The impression which a visit to these memorials leaves on the mind of an English visitor can be better realised by the following extract from an account published in The Outlook (the English journal) on the 3rd of April, 1915, over the signature of one F. G. A. Speaking of the mutiny memories and monuments of Lucknow and Cawnpore, the writer remarks:

“Their mutiny memories are quite distinct, as are the impressions they leave on the pilgrim to these shrines of heroism and devilry. The battered ruins of Lucknow, testifying to a heroism so splendid as to rob even death of its sting, bring an inspiration that is almost joyous. Every crumbling gateway and every gloomy cellar has its tale of heroic endurance and magnificent defence, and the final relief of the beleaguered garrison wrote such a finis to the story as erased much of its earlier bitterness....

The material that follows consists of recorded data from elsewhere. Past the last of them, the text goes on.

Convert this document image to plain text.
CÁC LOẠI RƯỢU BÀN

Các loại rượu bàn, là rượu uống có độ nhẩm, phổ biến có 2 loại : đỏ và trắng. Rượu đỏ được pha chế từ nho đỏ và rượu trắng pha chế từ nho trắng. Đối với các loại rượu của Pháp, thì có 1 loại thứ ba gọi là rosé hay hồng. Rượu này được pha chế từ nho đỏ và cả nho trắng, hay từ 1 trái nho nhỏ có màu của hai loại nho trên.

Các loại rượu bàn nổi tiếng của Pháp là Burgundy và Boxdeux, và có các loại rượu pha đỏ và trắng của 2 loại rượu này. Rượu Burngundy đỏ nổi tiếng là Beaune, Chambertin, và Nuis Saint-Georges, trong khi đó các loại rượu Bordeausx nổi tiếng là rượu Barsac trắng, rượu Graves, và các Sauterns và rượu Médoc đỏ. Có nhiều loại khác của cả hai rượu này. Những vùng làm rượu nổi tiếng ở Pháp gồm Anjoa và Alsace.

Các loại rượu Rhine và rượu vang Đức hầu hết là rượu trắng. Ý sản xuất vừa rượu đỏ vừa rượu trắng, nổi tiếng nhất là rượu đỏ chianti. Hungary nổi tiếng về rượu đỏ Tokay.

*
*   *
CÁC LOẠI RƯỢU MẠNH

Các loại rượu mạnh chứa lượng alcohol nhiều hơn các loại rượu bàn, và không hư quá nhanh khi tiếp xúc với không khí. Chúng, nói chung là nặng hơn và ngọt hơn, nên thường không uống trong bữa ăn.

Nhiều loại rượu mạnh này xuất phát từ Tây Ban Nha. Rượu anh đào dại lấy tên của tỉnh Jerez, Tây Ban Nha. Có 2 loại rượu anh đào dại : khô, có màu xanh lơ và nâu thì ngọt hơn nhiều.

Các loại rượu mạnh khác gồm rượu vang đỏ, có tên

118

“None of this forgiveness is conceivable in those who visit Cawnpore. Even the sculptured angel over the unspeakable Well bears, on one profile at any rate, an expression of stern condemnation that holds out no promise of pardon. The atmosphere of historic Cawnpore is one of haunting horror and a sadness that will not pass with the years. Time seems powerless to heal this rancour. I care not whether the pilgrim wanders through the beautiful Memorial Gardens (in which, significantly, no native is allowed to enter), feasting his eyes on the blaze BougainvillÆa, or resting them in the shade of the peepul and the banyan, or whether he lingers in the strangely Italian-looking Memorial Church and reads the roll of honour that fills a series of mural tablets; everywhere his soul will be filled with gloom and will cry for eternal vengeance on the authors of the massacre and on those who threw the dying with the dead into the awful blackness of the pit. These memories hold nothing but hate and horror, without one redeeming chapter to leaven them with comfort or forgiveness.”[49]

The English are mistaken if they think that a reading of the history of the mutiny and the excesses and cruelties indulged in by the British does not excite similar feeling in the minds of the Indians. The British can express their feelings freely. The Indians cannot; their feelings must be repressed.

It would, however, be better for both parties to try to wipe off the past in a spirit of mutual trust and mutual good will, which is only possible if England were to cease to pursue a policy of exploiting India and to establish her connection with India on a basis of equality, honesty and justice. That can only be done by treating her as a partner in the Empire and not as a mere “dependency” or “possession.”